La performance de l'acteur Sarobidy Razafimanantsoa qui joue le rôle de Cid, le protagoniste, est moins solide que celle de Tsimijaly Irina (The Mother) et de Toavina Andriantsitohainamalala (The Slave). Zolalaina Tabitha, quant à elle qui incarne Mira, ne parvient pas à être authentique dans son jeu d'actrice. Son désarroi et sa tristesse (lorsque son copain Cid la quitte pour chercher la clé) sonnent faux et n'émeuvent pas.
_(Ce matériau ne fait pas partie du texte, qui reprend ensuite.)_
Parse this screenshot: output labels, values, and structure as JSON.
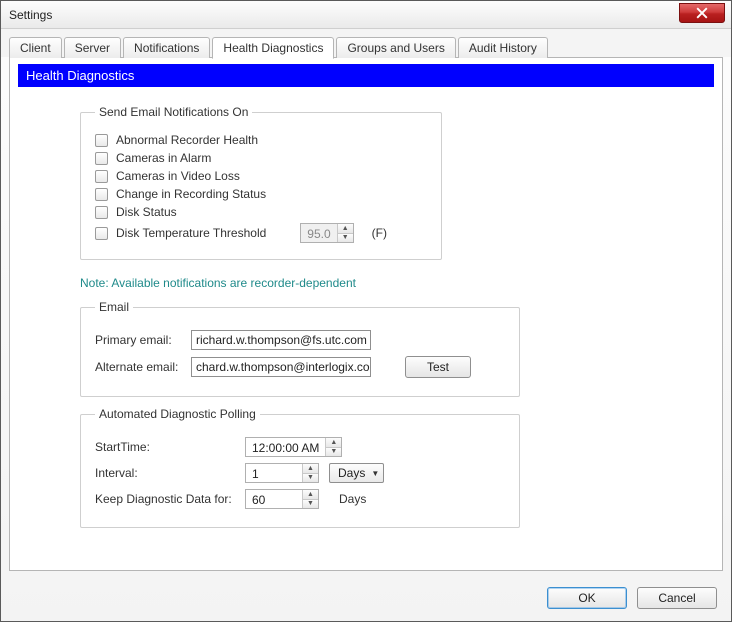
{
  "window": {
    "title": "Settings"
  },
  "tabs": [
    {
      "label": "Client"
    },
    {
      "label": "Server"
    },
    {
      "label": "Notifications"
    },
    {
      "label": "Health Diagnostics"
    },
    {
      "label": "Groups and Users"
    },
    {
      "label": "Audit History"
    }
  ],
  "banner": "Health Diagnostics",
  "notify": {
    "legend": "Send Email Notifications On",
    "items": [
      "Abnormal Recorder Health",
      "Cameras in Alarm",
      "Cameras in Video Loss",
      "Change in Recording Status",
      "Disk Status",
      "Disk Temperature Threshold"
    ],
    "threshold_value": "95.0",
    "threshold_unit": "(F)"
  },
  "note": "Note: Available notifications are recorder-dependent",
  "email": {
    "legend": "Email",
    "primary_label": "Primary email:",
    "primary_value": "richard.w.thompson@fs.utc.com",
    "alternate_label": "Alternate email:",
    "alternate_value": "chard.w.thompson@interlogix.com",
    "test_label": "Test"
  },
  "poll": {
    "legend": "Automated Diagnostic Polling",
    "start_label": "StartTime:",
    "start_value": "12:00:00 AM",
    "interval_label": "Interval:",
    "interval_value": "1",
    "interval_unit": "Days",
    "keep_label": "Keep Diagnostic Data for:",
    "keep_value": "60",
    "keep_unit": "Days"
  },
  "footer": {
    "ok": "OK",
    "cancel": "Cancel"
  }
}
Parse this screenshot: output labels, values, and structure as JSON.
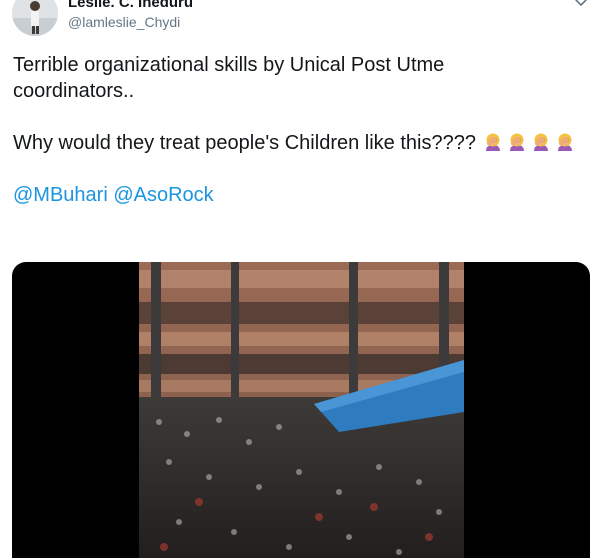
{
  "author": {
    "name": "Leslie. C. Iheduru",
    "handle": "@lamleslie_Chydi",
    "avatar_icon": "user-avatar-photo"
  },
  "tweet": {
    "line1": "Terrible organizational skills by Unical Post Utme",
    "line2": "coordinators..",
    "question": "Why would they treat people's Children like this????",
    "emoji_name": "woman-facepalming-emoji",
    "emoji_count": 4,
    "mentions": [
      "@MBuhari",
      "@AsoRock"
    ]
  },
  "menu": {
    "icon": "chevron-down-icon"
  },
  "media": {
    "type": "video",
    "background": "#000000"
  },
  "colors": {
    "text": "#14171a",
    "secondary": "#657786",
    "link": "#1b95e0",
    "emoji_hair": "#f5c33b",
    "emoji_skin": "#f0b27a",
    "emoji_shirt": "#9b59b6"
  }
}
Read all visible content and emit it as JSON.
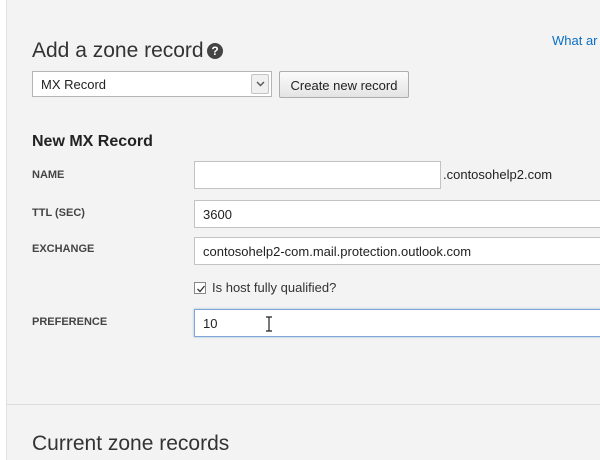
{
  "header": {
    "title": "Add a zone record",
    "help_icon": "question-circle-icon",
    "help_link": "What ar"
  },
  "record_type_select": {
    "value": "MX Record",
    "icon": "chevron-down-icon"
  },
  "create_button_label": "Create new record",
  "form": {
    "section_title": "New MX Record",
    "name": {
      "label": "NAME",
      "value": "",
      "suffix": ".contosohelp2.com"
    },
    "ttl": {
      "label": "TTL (SEC)",
      "value": "3600"
    },
    "exchange": {
      "label": "EXCHANGE",
      "value": "contosohelp2-com.mail.protection.outlook.com"
    },
    "host_checkbox": {
      "label": "Is host fully qualified?",
      "checked": true
    },
    "preference": {
      "label": "PREFERENCE",
      "value": "10"
    }
  },
  "current_records_title": "Current zone records",
  "colors": {
    "link": "#0b6fc4",
    "focus_border": "#7ea7d8",
    "panel_bg": "#f3f3f3"
  }
}
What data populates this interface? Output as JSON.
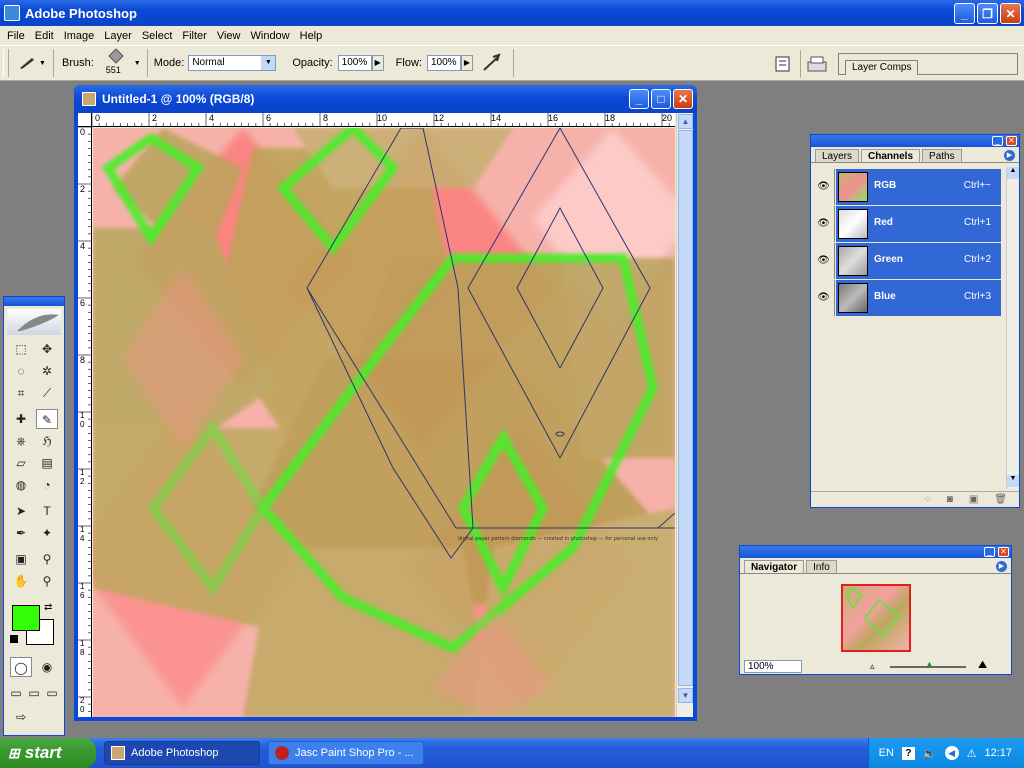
{
  "app": {
    "title": "Adobe Photoshop"
  },
  "menu": [
    "File",
    "Edit",
    "Image",
    "Layer",
    "Select",
    "Filter",
    "View",
    "Window",
    "Help"
  ],
  "options": {
    "brush_label": "Brush:",
    "brush_size": "551",
    "mode_label": "Mode:",
    "mode_value": "Normal",
    "opacity_label": "Opacity:",
    "opacity_value": "100%",
    "flow_label": "Flow:",
    "flow_value": "100%",
    "layer_comps_tab": "Layer Comps"
  },
  "document": {
    "title": "Untitled-1 @ 100% (RGB/8)",
    "ruler_h_ticks": [
      "0",
      "2",
      "4",
      "6",
      "8",
      "10",
      "12",
      "14",
      "16",
      "18",
      "20"
    ],
    "ruler_v_ticks": [
      "0",
      "2",
      "4",
      "6",
      "8",
      "10",
      "12",
      "14",
      "16",
      "18",
      "20"
    ],
    "canvas_caption": "digital paper pattern diamonds — created in photoshop — for personal use only"
  },
  "channels_panel": {
    "tabs": [
      "Layers",
      "Channels",
      "Paths"
    ],
    "active_tab": "Channels",
    "rows": [
      {
        "name": "RGB",
        "shortcut": "Ctrl+~"
      },
      {
        "name": "Red",
        "shortcut": "Ctrl+1"
      },
      {
        "name": "Green",
        "shortcut": "Ctrl+2"
      },
      {
        "name": "Blue",
        "shortcut": "Ctrl+3"
      }
    ]
  },
  "navigator_panel": {
    "tabs": [
      "Navigator",
      "Info"
    ],
    "active_tab": "Navigator",
    "zoom": "100%"
  },
  "colors": {
    "foreground": "#33ff0a",
    "background": "#ffffff",
    "xp_blue": "#0a48d6",
    "panel_bg": "#ece9d8",
    "selected_row": "#3168d5"
  },
  "taskbar": {
    "start": "start",
    "tasks": [
      "Adobe Photoshop",
      "Jasc Paint Shop Pro - ..."
    ],
    "lang": "EN",
    "time": "12:17"
  }
}
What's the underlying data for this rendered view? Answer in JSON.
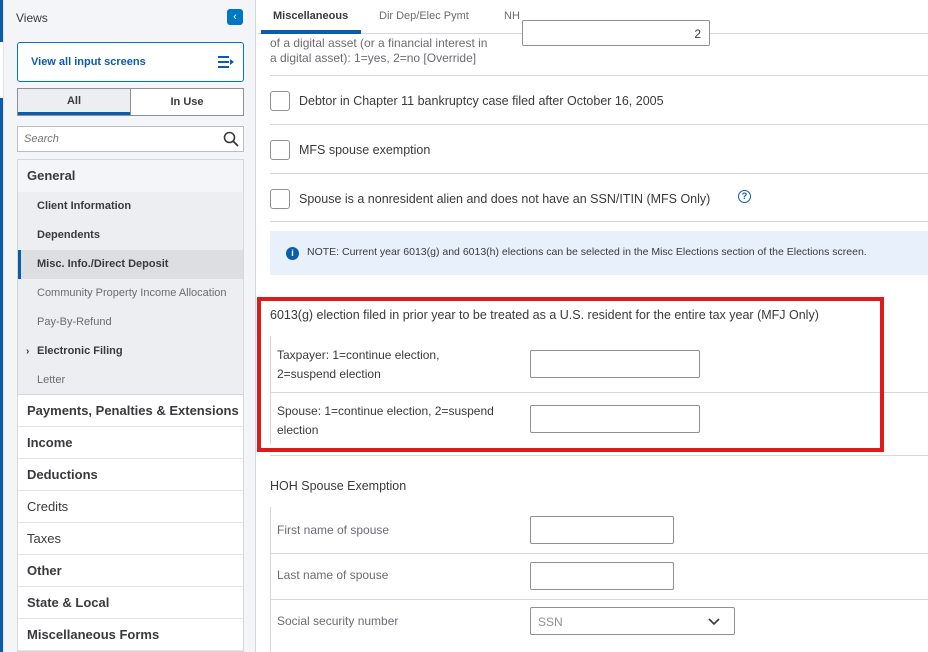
{
  "sidebar": {
    "title": "Views",
    "collapse_icon": "chevron-left-icon",
    "view_all_label": "View all input screens",
    "view_all_icon": "list-menu-icon",
    "segment": {
      "all": "All",
      "in_use": "In Use"
    },
    "search_placeholder": "Search",
    "groups": [
      {
        "label": "General"
      },
      {
        "label": "Payments, Penalties & Extensions"
      },
      {
        "label": "Income"
      },
      {
        "label": "Deductions"
      },
      {
        "label": "Credits"
      },
      {
        "label": "Taxes"
      },
      {
        "label": "Other"
      },
      {
        "label": "State & Local"
      },
      {
        "label": "Miscellaneous Forms"
      }
    ],
    "general_items": [
      {
        "label": "Client Information"
      },
      {
        "label": "Dependents"
      },
      {
        "label": "Misc. Info./Direct Deposit"
      },
      {
        "label": "Community Property Income Allocation"
      },
      {
        "label": "Pay-By-Refund"
      },
      {
        "label": "Electronic Filing"
      },
      {
        "label": "Letter"
      }
    ]
  },
  "tabs": [
    {
      "label": "Miscellaneous"
    },
    {
      "label": "Dir Dep/Elec Pymt"
    },
    {
      "label": "NH"
    }
  ],
  "main": {
    "digital_asset_line1": "of a digital asset (or a financial interest in",
    "digital_asset_line2": "a digital asset): 1=yes, 2=no [Override]",
    "digital_asset_value": "2",
    "checkbox_debtor": "Debtor in Chapter 11 bankruptcy case filed after October 16, 2005",
    "checkbox_mfs": "MFS spouse exemption",
    "checkbox_nonresident": "Spouse is a nonresident alien and does not have an SSN/ITIN (MFS Only)",
    "help_glyph": "?",
    "note_glyph": "i",
    "note_text": "NOTE: Current year 6013(g) and 6013(h) elections can be selected in the Misc Elections section of the Elections screen.",
    "election_heading": "6013(g) election filed in prior year to be treated as a U.S. resident for the entire tax year (MFJ Only)",
    "taxpayer_line1": "Taxpayer: 1=continue election,",
    "taxpayer_line2": "2=suspend election",
    "spouse_line1": "Spouse: 1=continue election, 2=suspend",
    "spouse_line2": "election",
    "hoh_heading": "HOH Spouse Exemption",
    "first_name_label": "First name of spouse",
    "last_name_label": "Last name of spouse",
    "ssn_label": "Social security number",
    "ssn_placeholder": "SSN"
  },
  "colors": {
    "accent": "#0b5cab",
    "highlight": "#e01a1a"
  }
}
Une partie de l'animation est délibérément chaotique, au point d'être déconseillée pour les personnes atteintes d'épilepsie photosensitive. Mais ce choix sert encore une fois l'intention de Hary Joël d'exprimer la perte de repère de Cid qui déambule dans l'immeuble sans fin et labyrinthique.
La musique du film est composée essentiellement de titres libres de droit minutieusement choisis par le cinéaste pour traduire l'ambiance irréelle, cauchemardesque de l'univers qu'il veut représenter. Enfin, les voix off masculine et féminine qui ponctuent le court-métrage sont parfois redondantes lorsqu'elles narrent l'histoire que les images montrent déjà. Elles apportent néanmoins une plus-value à l'œuvre car Hary Joël s'en sert également pour exprimer de manière poétique sa vision du monde.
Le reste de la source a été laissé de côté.